Arindam Dutta 1 Added in 2020

Arindam Dutta

Arindam Dutta is Professor of Architectural History at MIT's School of Architecture and Planning. He is the author of The Bureaucracy of Beauty: Design in the Age of its Global Reproducibility, (New York: Routledge, 2007), and he also edited A Second Modernism: Architecture, MIT and the "Techno-Social" Momenton the postwar conjuncture of architectural thought and linguistic/systems theories (Cambridge, MA: MIT Press, 2013). He is at work on a three-volume study entitled Ancestralite: Nature, Architecture and the Debt. The research explores the relationship between sovereignty and architecture, the first examined through the modern apparatus of debt, the latter through the history of institutions.

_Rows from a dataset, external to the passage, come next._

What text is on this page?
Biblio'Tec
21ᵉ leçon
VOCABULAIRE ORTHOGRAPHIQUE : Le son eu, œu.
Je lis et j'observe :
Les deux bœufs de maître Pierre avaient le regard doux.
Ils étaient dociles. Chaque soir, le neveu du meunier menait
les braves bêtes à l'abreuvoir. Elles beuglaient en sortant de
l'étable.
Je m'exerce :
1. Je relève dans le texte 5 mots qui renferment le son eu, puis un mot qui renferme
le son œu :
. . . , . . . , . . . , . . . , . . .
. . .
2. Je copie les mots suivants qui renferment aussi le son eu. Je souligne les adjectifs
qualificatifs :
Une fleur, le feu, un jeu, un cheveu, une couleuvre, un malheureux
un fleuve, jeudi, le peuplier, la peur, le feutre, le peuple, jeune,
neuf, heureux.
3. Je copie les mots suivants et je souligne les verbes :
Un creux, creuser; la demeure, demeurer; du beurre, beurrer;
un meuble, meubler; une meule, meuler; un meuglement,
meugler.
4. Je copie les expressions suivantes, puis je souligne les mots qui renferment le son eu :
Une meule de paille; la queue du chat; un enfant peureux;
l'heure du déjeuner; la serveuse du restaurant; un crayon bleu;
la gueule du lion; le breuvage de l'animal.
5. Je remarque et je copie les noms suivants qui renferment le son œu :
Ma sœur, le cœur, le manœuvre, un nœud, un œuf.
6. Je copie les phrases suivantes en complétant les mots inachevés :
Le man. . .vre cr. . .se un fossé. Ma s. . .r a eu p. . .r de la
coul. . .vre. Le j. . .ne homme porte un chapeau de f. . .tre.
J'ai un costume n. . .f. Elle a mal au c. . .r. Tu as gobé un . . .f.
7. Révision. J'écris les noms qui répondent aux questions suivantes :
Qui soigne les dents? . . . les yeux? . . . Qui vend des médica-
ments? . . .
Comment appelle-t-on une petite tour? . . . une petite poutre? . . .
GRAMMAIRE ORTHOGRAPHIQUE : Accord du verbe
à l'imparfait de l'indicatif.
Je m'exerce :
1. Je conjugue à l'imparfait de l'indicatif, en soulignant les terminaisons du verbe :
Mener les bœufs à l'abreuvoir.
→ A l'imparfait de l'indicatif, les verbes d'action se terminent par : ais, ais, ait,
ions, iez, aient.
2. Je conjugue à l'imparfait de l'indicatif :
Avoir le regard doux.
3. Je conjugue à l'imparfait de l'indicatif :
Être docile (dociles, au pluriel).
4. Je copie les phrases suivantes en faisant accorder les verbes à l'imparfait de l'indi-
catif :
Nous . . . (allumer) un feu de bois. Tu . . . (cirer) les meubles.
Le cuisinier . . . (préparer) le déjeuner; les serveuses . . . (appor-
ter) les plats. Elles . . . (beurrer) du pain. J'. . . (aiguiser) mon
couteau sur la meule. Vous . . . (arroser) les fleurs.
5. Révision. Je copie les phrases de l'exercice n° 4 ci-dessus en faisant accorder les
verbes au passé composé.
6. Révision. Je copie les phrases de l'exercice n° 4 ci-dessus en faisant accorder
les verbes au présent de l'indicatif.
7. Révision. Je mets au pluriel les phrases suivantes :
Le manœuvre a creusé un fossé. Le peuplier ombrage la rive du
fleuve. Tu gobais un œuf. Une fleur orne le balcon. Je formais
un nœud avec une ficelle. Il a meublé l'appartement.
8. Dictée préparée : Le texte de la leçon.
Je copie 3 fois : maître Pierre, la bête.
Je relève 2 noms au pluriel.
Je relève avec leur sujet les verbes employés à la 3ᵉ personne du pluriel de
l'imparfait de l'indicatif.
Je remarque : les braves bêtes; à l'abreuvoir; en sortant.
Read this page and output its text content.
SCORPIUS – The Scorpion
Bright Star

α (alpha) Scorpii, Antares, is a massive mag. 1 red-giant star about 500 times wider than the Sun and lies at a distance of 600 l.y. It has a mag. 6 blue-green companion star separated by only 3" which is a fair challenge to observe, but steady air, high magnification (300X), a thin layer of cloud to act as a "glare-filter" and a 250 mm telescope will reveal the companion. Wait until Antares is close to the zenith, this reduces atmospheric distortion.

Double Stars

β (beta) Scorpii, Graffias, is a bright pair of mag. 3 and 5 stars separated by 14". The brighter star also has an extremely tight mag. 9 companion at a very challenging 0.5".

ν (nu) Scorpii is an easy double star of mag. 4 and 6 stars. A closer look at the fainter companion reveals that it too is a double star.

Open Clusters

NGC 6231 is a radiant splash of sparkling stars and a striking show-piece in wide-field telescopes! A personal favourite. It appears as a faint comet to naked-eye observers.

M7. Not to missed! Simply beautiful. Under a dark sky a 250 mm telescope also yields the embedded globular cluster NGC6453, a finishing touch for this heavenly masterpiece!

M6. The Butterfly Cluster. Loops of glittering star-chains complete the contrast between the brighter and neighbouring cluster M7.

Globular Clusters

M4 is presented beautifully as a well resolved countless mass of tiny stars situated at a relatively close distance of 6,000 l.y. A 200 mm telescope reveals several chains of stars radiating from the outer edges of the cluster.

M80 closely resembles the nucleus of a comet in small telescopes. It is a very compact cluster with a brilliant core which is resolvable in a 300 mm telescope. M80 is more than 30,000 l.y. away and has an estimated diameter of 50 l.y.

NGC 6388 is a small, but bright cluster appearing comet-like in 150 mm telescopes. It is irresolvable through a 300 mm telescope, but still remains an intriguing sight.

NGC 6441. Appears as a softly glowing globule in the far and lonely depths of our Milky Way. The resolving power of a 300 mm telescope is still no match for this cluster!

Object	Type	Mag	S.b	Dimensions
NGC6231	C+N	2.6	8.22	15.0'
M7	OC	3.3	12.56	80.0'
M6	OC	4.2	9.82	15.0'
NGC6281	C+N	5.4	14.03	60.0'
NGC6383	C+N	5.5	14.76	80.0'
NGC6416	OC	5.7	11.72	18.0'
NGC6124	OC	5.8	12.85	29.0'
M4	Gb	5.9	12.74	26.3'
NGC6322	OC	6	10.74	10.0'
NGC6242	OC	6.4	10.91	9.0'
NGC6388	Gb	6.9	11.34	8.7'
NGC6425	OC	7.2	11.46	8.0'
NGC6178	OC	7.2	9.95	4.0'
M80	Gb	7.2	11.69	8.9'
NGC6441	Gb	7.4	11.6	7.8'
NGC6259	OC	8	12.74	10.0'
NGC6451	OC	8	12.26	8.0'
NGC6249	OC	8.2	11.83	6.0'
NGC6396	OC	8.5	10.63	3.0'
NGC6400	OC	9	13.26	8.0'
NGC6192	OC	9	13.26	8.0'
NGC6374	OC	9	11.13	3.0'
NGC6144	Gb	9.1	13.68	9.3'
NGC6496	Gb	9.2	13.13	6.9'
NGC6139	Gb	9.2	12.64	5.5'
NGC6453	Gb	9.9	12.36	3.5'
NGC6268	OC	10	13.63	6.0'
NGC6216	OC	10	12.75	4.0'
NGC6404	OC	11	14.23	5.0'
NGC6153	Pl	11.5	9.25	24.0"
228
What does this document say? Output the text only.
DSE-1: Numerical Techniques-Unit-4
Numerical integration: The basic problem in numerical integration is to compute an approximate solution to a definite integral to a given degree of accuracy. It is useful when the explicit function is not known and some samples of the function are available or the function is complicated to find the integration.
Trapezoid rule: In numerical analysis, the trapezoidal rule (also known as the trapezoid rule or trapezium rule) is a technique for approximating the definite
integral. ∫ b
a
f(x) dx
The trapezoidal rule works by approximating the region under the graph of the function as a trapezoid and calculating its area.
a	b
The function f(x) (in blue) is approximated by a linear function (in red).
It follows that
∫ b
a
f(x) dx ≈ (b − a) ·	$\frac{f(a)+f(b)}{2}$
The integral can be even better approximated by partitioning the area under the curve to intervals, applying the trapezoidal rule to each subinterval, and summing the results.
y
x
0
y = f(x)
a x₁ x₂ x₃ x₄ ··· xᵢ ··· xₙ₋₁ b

He is currently finishing a book projected titled Liberal Art Practice in the Liberalized Public Sphere: Sahmat 1989-2019 which is an extensive and detailed examination of the political challenges faced by artists in India with the corresponding rise of Hindu religious fundamentalism and neoliberalism in India. Dutta is a founding member of the architectural historians' collective Aggregate. Aggregate Is Governing by Design came out in 2011, comprising of a series of essays on the relationships between architecture, politics and economy (University of Pittsburgh Press).